2012Galsworthy-FrancisLDClinPsy.pdf (1.41 MB)
The Development and Exploration of the Experiences of Humiliation Scale (EHS) in an Eating Disordered Population
thesisposted on 2012-10-03, 12:58 authored by Lisa Galsworthy-Francis
Previous research has identified a range of factors which contribute to the development and maintenance of eating disorders. While there have been advances in theoretical understanding of eating disorders, they remain complex and difficult to treat. The thesis sought to expand upon the knowledge base in eating disorders by exploring the role of humiliation. The systematic literature review evaluated the evidence for Cognitive Behavioural Therapy (CBT) as an intervention for Anorexia Nervosa (AN).

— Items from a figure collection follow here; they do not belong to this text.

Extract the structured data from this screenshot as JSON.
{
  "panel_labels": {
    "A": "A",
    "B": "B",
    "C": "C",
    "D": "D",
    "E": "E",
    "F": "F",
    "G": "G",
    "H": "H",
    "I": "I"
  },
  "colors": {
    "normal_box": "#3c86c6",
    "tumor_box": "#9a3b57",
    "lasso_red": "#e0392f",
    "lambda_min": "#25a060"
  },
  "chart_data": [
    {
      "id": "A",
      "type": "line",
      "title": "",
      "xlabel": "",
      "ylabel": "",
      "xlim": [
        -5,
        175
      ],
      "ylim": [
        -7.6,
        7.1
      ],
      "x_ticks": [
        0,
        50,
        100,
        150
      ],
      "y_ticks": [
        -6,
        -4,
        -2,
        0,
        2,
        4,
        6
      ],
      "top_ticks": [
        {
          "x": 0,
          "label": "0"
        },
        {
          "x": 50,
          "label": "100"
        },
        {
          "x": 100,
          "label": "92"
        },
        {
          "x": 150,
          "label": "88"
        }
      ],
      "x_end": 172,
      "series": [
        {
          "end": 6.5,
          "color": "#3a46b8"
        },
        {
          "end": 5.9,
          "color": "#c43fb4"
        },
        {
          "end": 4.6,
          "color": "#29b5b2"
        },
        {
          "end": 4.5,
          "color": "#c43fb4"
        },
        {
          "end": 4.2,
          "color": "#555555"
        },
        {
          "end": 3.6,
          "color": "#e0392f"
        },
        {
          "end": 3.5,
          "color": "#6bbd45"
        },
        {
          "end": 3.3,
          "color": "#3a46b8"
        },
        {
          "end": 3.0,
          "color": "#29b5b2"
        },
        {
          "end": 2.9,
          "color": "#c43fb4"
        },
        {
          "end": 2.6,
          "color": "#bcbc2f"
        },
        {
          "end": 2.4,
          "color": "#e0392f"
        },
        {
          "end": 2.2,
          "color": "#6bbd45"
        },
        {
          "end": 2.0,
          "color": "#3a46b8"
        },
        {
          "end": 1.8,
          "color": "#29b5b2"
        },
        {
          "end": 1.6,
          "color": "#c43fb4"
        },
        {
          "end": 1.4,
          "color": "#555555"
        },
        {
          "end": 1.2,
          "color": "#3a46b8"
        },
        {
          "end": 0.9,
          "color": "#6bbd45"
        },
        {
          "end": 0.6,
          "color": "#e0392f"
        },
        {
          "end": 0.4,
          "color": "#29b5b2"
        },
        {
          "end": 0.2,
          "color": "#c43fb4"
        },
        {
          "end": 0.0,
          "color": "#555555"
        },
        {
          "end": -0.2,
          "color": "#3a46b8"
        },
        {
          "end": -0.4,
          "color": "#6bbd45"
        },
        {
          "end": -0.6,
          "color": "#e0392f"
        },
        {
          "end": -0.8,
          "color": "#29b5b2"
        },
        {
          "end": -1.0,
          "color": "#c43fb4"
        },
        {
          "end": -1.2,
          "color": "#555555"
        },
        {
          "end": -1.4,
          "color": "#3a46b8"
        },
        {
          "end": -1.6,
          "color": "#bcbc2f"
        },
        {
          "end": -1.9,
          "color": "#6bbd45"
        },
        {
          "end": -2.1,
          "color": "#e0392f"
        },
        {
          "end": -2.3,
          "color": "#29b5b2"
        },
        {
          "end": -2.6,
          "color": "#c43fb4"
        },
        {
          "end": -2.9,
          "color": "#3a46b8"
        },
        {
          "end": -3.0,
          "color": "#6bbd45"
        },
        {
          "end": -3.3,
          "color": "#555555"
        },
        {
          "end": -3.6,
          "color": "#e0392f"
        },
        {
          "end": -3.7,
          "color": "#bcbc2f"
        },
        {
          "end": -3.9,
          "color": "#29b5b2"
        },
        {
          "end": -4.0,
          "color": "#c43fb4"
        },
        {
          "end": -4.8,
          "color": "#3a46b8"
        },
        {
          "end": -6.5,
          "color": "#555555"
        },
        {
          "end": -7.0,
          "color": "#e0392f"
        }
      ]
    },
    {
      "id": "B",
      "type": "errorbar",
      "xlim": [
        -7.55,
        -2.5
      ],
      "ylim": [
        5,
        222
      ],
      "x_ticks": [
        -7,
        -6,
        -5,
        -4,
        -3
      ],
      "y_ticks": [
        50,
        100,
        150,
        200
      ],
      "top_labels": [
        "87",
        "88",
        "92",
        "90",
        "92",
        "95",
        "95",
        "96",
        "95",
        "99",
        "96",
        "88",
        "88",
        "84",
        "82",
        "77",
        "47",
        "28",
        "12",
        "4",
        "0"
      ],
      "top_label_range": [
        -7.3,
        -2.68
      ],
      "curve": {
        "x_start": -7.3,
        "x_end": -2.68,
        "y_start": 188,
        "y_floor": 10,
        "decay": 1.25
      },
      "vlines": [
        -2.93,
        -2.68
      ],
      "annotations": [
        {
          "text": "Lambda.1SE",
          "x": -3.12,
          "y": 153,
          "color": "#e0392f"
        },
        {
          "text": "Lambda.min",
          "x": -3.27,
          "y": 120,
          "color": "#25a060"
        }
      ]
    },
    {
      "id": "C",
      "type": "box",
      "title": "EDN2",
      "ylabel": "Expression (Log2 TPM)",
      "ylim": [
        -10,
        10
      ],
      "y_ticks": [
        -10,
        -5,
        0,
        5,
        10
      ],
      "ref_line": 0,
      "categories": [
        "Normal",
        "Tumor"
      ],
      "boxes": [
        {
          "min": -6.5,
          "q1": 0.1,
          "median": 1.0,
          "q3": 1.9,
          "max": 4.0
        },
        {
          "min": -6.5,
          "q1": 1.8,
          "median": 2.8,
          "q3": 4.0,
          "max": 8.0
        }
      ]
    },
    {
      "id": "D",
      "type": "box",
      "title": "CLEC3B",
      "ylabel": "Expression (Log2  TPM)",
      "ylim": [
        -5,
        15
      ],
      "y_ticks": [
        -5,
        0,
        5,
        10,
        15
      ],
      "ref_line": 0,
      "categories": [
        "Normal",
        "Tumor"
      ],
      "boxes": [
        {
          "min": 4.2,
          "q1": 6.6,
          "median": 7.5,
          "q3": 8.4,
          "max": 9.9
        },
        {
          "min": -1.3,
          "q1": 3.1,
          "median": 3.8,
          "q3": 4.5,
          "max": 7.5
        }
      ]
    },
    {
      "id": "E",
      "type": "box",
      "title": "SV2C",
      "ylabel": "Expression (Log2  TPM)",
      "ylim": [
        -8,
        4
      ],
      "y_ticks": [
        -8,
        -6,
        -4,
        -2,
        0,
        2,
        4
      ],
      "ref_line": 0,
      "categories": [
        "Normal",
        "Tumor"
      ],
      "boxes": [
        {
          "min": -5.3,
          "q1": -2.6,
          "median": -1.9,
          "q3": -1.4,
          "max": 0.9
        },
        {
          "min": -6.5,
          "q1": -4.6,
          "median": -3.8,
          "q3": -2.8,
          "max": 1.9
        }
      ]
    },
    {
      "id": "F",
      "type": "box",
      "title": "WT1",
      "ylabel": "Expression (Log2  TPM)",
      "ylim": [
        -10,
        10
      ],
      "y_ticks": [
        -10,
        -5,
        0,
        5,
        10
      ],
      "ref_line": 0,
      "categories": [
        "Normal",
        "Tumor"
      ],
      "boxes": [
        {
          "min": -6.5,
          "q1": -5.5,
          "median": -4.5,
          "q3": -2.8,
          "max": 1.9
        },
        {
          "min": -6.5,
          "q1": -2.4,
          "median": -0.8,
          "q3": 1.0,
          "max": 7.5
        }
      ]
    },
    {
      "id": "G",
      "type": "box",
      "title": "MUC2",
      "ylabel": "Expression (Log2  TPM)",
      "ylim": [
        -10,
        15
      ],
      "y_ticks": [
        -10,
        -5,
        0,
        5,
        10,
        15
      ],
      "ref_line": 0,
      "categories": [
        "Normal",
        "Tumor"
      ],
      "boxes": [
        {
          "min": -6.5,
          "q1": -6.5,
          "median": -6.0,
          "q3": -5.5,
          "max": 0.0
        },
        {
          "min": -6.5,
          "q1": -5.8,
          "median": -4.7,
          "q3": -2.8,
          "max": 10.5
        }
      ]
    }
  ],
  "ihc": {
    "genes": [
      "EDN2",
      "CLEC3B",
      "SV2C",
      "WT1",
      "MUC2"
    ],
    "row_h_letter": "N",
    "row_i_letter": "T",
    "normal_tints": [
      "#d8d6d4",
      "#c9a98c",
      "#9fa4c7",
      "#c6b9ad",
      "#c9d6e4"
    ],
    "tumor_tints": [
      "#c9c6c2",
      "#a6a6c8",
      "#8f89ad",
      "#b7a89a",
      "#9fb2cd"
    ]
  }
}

Fourteen quantitative studies were identified and critically appraised. Results suggested that CBT was potentially effective at reducing dropout and improving adherence to treatment in AN. Most studies demonstrated improvements following CBT in terms of weight, eating-disordered symptomatology and broader psychopathology, however when compared with alternative treatment(s) CBT was not found to be superior. Numerous methodological issues were discussed and suggestions for future research considered. For the empirical paper, a questionnaire (the Experiences of Humiliation Scale, EHS) designed to measure the frequency and extent of humiliating experiences was completed by 56 adults with an eating disorder. The scale demonstrated good internal consistency and test-retest reliability. The EHS demonstrated high convergent validity when correlated with an existing humiliation measure, and analysis of divergent validity suggested the EHS was similar to, but separable from measures of the related construct of shame. Preliminary analysis of the scale’s component structure within the current clinical population suggested a similar underlying structure to a larger, non-clinical population. Levels of humiliation reported by the eating-disordered sample were significantly higher than those reported by a non-clinical population. There were no differences in reported levels of humiliation across different eating disorder diagnoses/presentations. Although limited by the small sample size, results suggested that humiliation appears to be important in eating disorders, and the EHS may be a useful tool for its measurement. Implications of the findings were discussed.